Let’s begin this blog with a question. What do you think is the most important nutrient for your body? Some may say protein, others may say carbohydrates; the answer would be many. And somewhere down the list, probably at the bottom, would be vitamin D.
But just so you know, it doesn’t deserve to be at the bottom. Vitamin D is one of the most essential nutrients the body requires. But why is it essential? What purpose does it have? What would happen if somebody is Vitamin D deficient? We will be telling you all about it in this blog.
So, sit back and read along.
What role does Vitamin D play in the body?
To be brief here, Vitamin D primarily plays an essential role in bone development and maintenance. In addition, it is responsible for enabling calcium and phosphorous absorption. It also builds resistance to certain diseases.
Let’s discuss these functions in detail:
- Vitamin D is required to absorb calcium in the body. Calcium is required for bone development and maintaining good bone health.
- Vitamin D can reduce the risk of autoimmune diseases by improving immunity. Although there is only limited evidence that supports the claim, it is certain that vitamin D only has positive effects on the immune system.
What happens when you are Vitamin D deficient?
Vitamin deficiency can lead to calcium and phosphorus deficiency as the body will not be able to process the absorption of these nutrients. This decline in calcium and phosphorus may lead to hypocalcemia and hyperparathyroidism (where the body will attempt to regulate calcium levels).
Both hypocalcemia and hyperparathyroidism can cause symptoms such as muscle weakness, cramps, fatigue and depression.
While hypocalcemia means having low levels of calcium in the body, hypercalcemia is a state where the body tries to maintain calcium levels by borrowing calcium from your bones. Ultimately, the bone breaks down more rapidly than it can build. This can cause rickets in children and osteomalacia in adults. Moreover, this increases the risk of bone fractures.
Although, vitamin D deficiency can affect almost anyone, be it a child or an adult, it is most commonly found in people with dark colour, older adults, breastfeeding women, obesity, and people suffering from medical conditions that limit fat absorption.
How do you know you lack Vitamin D?
The best way to know if you are vitamin deficient is through regular health check-ups as symptoms of the deficiency aren’t always apparent.
However, some symptoms can indirectly point to vitamin D deficiency.

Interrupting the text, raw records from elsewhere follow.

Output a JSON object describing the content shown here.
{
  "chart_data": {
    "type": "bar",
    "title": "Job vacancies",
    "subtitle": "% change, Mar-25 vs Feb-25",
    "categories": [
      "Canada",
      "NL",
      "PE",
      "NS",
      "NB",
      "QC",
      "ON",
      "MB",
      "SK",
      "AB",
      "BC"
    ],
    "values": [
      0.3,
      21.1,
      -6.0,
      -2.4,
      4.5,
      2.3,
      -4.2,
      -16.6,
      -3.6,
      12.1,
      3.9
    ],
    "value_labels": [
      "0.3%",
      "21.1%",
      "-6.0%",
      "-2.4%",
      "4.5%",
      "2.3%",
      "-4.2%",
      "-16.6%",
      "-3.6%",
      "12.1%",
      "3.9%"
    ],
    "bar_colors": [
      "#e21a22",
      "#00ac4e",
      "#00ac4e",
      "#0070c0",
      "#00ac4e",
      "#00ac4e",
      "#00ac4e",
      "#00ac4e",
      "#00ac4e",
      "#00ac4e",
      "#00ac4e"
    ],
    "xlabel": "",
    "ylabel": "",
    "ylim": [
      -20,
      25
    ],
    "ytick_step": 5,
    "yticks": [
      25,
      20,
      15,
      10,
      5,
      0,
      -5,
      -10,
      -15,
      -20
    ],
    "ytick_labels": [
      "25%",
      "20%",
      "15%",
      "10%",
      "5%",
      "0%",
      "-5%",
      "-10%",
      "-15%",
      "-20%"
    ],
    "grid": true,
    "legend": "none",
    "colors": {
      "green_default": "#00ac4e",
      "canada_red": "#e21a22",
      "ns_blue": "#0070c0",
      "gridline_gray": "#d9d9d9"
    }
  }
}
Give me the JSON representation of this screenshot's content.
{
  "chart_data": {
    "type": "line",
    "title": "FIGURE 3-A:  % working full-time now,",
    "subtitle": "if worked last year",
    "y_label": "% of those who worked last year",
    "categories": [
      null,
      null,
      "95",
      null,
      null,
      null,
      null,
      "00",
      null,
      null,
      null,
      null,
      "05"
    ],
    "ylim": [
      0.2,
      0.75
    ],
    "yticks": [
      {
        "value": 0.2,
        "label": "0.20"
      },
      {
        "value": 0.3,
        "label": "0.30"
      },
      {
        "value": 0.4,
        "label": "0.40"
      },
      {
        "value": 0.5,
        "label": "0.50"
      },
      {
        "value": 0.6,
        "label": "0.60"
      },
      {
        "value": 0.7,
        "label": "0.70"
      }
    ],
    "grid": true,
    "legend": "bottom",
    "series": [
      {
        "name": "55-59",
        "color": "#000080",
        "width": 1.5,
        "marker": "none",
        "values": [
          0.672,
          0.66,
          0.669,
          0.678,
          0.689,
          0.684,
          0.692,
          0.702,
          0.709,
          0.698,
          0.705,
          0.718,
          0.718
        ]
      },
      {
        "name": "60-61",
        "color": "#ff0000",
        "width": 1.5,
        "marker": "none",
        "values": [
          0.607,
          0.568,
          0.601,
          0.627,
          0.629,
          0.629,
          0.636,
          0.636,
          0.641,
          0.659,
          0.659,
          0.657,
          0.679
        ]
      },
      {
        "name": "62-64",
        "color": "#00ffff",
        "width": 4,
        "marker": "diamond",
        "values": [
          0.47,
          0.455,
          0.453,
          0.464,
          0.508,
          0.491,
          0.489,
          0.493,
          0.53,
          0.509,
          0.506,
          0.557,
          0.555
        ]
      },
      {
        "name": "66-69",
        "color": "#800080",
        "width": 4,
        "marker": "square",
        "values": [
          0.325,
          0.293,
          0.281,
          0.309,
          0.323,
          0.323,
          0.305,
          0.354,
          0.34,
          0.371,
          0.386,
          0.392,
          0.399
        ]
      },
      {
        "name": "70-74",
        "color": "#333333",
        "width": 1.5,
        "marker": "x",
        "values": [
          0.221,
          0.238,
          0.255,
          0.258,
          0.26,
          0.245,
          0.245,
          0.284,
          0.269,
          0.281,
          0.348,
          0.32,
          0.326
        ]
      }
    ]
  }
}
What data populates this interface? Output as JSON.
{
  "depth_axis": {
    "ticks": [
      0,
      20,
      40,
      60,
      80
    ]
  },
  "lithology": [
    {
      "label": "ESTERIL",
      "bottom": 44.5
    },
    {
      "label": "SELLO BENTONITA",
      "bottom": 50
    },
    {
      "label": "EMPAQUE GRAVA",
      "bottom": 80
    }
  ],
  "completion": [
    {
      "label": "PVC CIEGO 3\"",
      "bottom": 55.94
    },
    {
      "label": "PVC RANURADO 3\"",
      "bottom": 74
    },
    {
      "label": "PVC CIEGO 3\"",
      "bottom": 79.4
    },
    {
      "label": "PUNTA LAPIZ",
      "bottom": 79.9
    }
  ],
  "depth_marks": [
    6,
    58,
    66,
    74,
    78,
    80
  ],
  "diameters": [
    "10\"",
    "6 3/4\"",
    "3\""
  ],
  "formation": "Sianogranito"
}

These include bone pain, muscle weakness, depression and mood swings.
So, does this mean I should stay in the sun all day long if I lack Vitamin D?
We all know the sun is a rich source of Vitamin D. But it is not the only source. Vitamin D can also be acquired through diet. Egg yolk, cheese, and mushrooms are some of the rich sources of Vitamin D.
Although Vitamin D can be acquired from diet and supplements, staying in the sun can also help. Now this doesn’t mean you have to stay in the sun all day long and risk skin cancer, tanning and hyperpigmentation (your skin nightmares). Let the sun exposure be limited. Do not go out in the peak hours, rather go in the early morning or before sundown when the sun rays aren’t harsh. While you are at it, do not forget to wear sunscreen. REMEMBER, YOU MUST APPLY SUNSCREEN EVERY 2 HOURS. Once a day is not sufficient to give you maximum coverage.
Can certain diseases also cause vitamin D deficiency?
Yes, certain diseases can also cause vitamin deficiency. These diseases include Cystic Fibrosis, Crohn’s disease, Celiac disease, obesity, kidney diseases and liver diseases. Weight loss surgeries can also cause vitamin D.
In addition to these diseases and surgeries, certain medicines, including laxatives and steroids can also contribute to the deficiency.
These deficiencies, whether caused by dietary limitations, lifestyle factors, or medical conditions, underscore the importance of diligent self-care and informed choices. Just as the absence of these vital nutrients can cast a cloud over our well-being, their restoration can herald transformative improvements in our vitality. With medical knowledge as our guide and a commitment to nourishing our bodies, we possess the power to dispel these shadows, embracing a future where optimal health and well-being take centre stage.